Just recently, I found out that R is limited to 32-bit integers, even on 64-bit hardware. Bummer, huh? As a consequence, the maximum size of a vector is 2^31-1. To be fair, dealing with numeric types across machine architectures is hard. A fixed representation has a lot of advantages. Java did the same thing, and now has a similar problem with 64-bit. Neither the R language specification nor R Internals says much about numeric representation.
Of course, there’s pressure from big data people with big machines to increase these limits. The result, I’ve heard at the BioC2012 meeting, seems to be a horrific implementation of long vectors. Apparently, in the R-devel branch is code that uses doubles to index long vectors, taking advantage of the 52-bits of significand in an IEEE double. This makes my teeth hurt. R already has a well-deserved reputation for quirks. Introducing an kludge like this into the language cannot be helpful in this regard.

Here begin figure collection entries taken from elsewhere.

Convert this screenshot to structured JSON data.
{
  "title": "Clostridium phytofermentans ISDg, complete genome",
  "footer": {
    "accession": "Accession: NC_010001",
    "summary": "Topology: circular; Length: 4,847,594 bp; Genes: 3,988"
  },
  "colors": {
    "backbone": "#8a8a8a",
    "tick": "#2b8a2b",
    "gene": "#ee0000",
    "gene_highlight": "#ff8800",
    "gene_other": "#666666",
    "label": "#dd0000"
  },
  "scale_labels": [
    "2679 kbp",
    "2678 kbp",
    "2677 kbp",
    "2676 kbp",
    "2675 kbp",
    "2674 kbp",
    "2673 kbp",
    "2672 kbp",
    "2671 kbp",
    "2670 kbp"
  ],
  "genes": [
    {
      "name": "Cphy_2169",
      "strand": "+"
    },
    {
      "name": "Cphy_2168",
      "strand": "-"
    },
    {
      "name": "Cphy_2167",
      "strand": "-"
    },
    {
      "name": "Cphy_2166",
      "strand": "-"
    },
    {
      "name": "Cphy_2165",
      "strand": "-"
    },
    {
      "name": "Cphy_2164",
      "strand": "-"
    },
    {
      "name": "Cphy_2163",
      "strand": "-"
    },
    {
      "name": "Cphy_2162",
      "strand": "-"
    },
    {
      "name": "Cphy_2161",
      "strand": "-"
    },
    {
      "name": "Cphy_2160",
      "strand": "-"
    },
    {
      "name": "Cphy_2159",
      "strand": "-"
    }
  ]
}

In moving beyond the 32-bit limitation, it would be great if the R community took this opportunity to re-address numeric representation in R. Some languages (Ruby, Mathematica) seamlessly promote up to arbitrary precision. The argument can be made that high precision isn’t relevant to statistical use-cases, but it would be a fun addition to the language.
In spite of it’s quirks, I love R. It’s a powerful tool for data manipulation, with a depth of statistical libraries unmatched anywhere. And, once you get used to the funky syntax, the functional goodness of the language shines through. But, there should be a place for 64 bit integers, at least. Why not do it right?